Dès notre arrivée au Restaurant Europea à Montréal, il est difficile de manquer la fierté affichée : la référence au macaron Michelin, symbole de son récent succès. Jérôme Ferrer, chef visionnaire et figure de la gastronomie québécoise, ne cache pas son émotion d’avoir décroché l’une des premières étoiles Michelin de la ville. Une reconnaissance qu’il partage avec une équipe fidèle, dont près de 40 % l’accompagne depuis les débuts.
Une mise en scène soignée dès l’accueil
Nous sommes installés face aux grandes baies vitrées, visibles de la rue, comme dans un esprit de voyeurisme invitant les passants à découvrir la cuisine de Jérôme Ferrer. La salle, à l’élégance classique, cuisine apparente et grand fauteuil, est marquée par une immense branche sur chaque table qui servira de présentoir aux amuse-bouches. Une entrée en matière prometteuse… mais qui va rapidement révéler ses limites.

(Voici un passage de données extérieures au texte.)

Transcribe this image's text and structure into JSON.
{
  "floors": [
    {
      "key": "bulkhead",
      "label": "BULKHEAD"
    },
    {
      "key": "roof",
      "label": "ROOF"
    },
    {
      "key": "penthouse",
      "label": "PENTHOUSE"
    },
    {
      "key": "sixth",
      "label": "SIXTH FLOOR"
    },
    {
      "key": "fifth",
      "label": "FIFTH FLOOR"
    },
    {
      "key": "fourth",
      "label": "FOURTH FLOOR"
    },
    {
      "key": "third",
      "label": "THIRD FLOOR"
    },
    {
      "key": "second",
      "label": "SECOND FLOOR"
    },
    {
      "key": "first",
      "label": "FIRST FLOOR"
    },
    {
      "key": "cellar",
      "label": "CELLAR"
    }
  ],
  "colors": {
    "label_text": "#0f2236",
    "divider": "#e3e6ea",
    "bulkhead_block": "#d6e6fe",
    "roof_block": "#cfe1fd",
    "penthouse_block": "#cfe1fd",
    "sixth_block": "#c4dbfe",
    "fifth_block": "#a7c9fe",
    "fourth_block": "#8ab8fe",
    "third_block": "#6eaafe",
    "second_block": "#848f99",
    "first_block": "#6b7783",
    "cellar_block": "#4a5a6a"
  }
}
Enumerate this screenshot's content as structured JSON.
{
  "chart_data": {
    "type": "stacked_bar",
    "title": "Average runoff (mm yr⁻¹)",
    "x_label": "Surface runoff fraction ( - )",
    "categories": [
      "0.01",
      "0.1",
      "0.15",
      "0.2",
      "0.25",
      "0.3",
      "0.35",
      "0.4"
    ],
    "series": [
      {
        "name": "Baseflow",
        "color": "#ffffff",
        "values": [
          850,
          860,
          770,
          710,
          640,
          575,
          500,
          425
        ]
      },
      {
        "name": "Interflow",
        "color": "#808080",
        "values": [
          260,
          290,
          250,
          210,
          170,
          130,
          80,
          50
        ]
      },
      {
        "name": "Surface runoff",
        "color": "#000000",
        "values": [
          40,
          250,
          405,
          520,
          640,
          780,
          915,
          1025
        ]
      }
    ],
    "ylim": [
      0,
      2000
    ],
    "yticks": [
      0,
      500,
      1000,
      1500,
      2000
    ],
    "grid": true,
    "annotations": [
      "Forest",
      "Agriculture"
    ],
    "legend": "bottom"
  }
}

Le mac & cheese revisité, présenté dans un bol de pierre brute, se montre lourd et manque de subtilité. Les churros au parmesan, bien que visuellement attrayants, laissent un goût trop discret. Suivent un cromesquis de porc, une panna cotta de foie gras étonnamment liquide et un jerky de bœuf coriace, plus proche d’un chewing-gum de viande que d’un plaisir en bouche. Puis une entrainante raviole de champignons flottant dans un léger bouillon bien (trop) acide apporte un léger goût d’umami coupant le vinaigre. Heureusement, la tarte de palourdes, fraîche et croustillante, relèvera le niveau avec une belle précision.
L’entrée qui brille : le homard des Îles-de-la-Madeleine
Les véritables plats commencent alors, et le ton change. Le homard des Îles-de-la-Madeleine, légèrement fumé, dévoile une chair fondante sublimée par des notes de citron et d’amertume (parfois trop). Un équilibre qui en fait l’un de mes plats préférés du repas.
Le tartare de coquilles Saint-Jacques, malgré une présentation géométrique soignée, convainc moins. La fraîcheur est là, mais la sauce cocktail trop forte et le beurre sûrement inutile masquent la délicatesse naturelle du produit.

Quand la gastronomie rencontre la réalité virtuelle
L’expérience se poursuit avec un concept surprenant : des lunettes de réalité virtuelle nous plongent dans une scène de pêche aux huîtres, tandis qu’un plat marin arrive comme par magie. L’idée est audacieuse : une gelée d’huîtres du Nouveau-Brunswick agrémentée de crevettes et de croustillant de saumon. Si le plat est agréable, avec une mention particulière pour le saumon, la mise en scène technologique, évoquant la fragilité des fonds marins, mériterait d’être plus en phase avec l’assiette.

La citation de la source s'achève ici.